Poster Presentation 25th Lorne Cancer Conference 2013

ELF5 suppresses estrogen sensitivity and underpins the acquisition of antiestrogen resistance in luminal breast cancer (#179)

David Gallego Ortega 1 , Maria Kalyuga 1 , Heather J Lee 1 , Daniel Roden 1 , Mark Cawley 2 , C Elizabeth Caldon 1 , Andrew Stone 1 , Stephanie L Allerdice 1 , Fatima Valdes-Mora 1 , Rosalind Launchbury 3 , Aaron Statham 1 , Nicola Armstrong 1 , Chehani Alles 1 , Adelaide Young 4 , Andrea Egger 1 , Wendy Au 1 , Catherine Piggin 1 , Cara Evans 1 , Anita Ledger 1 , Samantha R Oakes 1 , Tilman Brummer 1 , Warren Kaplan 5 , Julia Gee 6 , Robert Nicolson 6 , Robert Sutherland 1 , Alex Swarbrick 1 , Matthew Naylor 1 , Susan Clark 1 , Jason Carroll 1 , Christopher J Ormandy 1
  1. Garvan Institute of Medical Research, Darlinghurst, NSW, Australia
  2. Peter Wills Bioinformatic Center, Garvan Institute of Medical Research, Sydney, NSW, Australia
  3. Cancer Research UK, Cambridge Research Institute, Cambridge, UK
  4. University Of Bath, Bath, UK
  5. Peter Wills Bioinformatic Center, Garvan Institute of Medical Research, Sydney, NSW, Australia
  6. Breast Cancer Group, Welsh School of Pharmacy, Cardiff University, Cardiff , Wales, UK

We have previously shown that during pregnancy, expression of the ETS transcription factor ELF5 directs the differentiation of mammary progenitor cells toward the estrogen receptor negative and milk producing cell lineage, raising the possibility that ELF5 may suppress the estrogen sensitivity of breast cancers.

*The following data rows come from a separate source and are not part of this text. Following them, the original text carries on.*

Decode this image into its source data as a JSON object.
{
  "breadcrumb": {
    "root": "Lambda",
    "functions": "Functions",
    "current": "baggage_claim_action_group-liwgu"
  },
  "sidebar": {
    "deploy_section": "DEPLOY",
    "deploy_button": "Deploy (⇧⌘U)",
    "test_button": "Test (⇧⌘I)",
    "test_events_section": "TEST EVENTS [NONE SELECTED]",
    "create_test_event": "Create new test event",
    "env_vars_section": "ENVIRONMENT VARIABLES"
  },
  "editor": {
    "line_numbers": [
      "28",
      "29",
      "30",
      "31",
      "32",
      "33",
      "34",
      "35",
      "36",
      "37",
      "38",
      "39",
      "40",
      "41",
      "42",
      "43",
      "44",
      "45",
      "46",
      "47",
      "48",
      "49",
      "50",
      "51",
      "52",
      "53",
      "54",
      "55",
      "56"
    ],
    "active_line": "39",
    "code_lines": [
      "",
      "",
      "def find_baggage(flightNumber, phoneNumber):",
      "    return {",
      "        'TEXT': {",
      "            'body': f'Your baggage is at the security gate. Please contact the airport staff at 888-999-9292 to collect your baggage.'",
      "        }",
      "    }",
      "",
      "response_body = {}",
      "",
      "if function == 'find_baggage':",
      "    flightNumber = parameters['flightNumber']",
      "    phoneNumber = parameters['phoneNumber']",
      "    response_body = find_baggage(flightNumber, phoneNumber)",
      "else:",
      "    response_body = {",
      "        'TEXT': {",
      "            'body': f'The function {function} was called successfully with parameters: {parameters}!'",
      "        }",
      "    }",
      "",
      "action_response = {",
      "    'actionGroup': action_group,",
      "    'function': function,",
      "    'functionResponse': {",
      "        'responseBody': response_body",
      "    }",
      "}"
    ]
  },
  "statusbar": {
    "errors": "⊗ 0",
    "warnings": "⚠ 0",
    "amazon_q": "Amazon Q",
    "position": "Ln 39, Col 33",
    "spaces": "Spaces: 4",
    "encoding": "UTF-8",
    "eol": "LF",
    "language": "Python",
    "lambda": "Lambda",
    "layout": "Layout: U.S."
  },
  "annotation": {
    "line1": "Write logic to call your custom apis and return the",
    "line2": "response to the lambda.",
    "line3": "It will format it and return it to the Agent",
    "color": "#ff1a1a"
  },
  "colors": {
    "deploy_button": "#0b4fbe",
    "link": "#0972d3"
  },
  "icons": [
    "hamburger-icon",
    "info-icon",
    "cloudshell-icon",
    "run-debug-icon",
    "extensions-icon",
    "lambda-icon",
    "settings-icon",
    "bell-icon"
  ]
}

To test this we constructed inducible models of ELF5 expression in estrogen receptor positive luminal breast cancer cells and interrogated them using transcript profiling and ChIP-Seq. ELF5 supressed estrogen receptor and FOXA1 expression and broadly suppressed ERdriven patterns of gene expression including sets of genes distinguishing the luminal molecular subtype. Direct transcriptional targets of ELF5, which included FOXA1, EGFR, and MYC, accurately classified a large cohort of breast cancers into their intrinsic molecular subtypes, predicted ER status with high precision and defined groups with differential prognosis. Knockdown of ELF5 in basal breast cancer cell lines suppressed basal patterns of gene expression and produced a shift in molecular subtype toward the claudin-low and normal-like groups. Luminal breast cancer cells that acquired resistance to the antiestrogen Tamoxifen showed greatly elevated expression of ELF5 and its transcriptional signature, and became dependent on ELF5 for proliferation, compared to the parental cells. Thus ELF5 provides a key transcriptional determinant of breast cancer molecular subtype by suppression of estrogen sensitivity in luminal breast cancer cells and promotion of basal characteristics in basal breast cancer cells, an action that may be utilised to acquire antiestrogen resistance.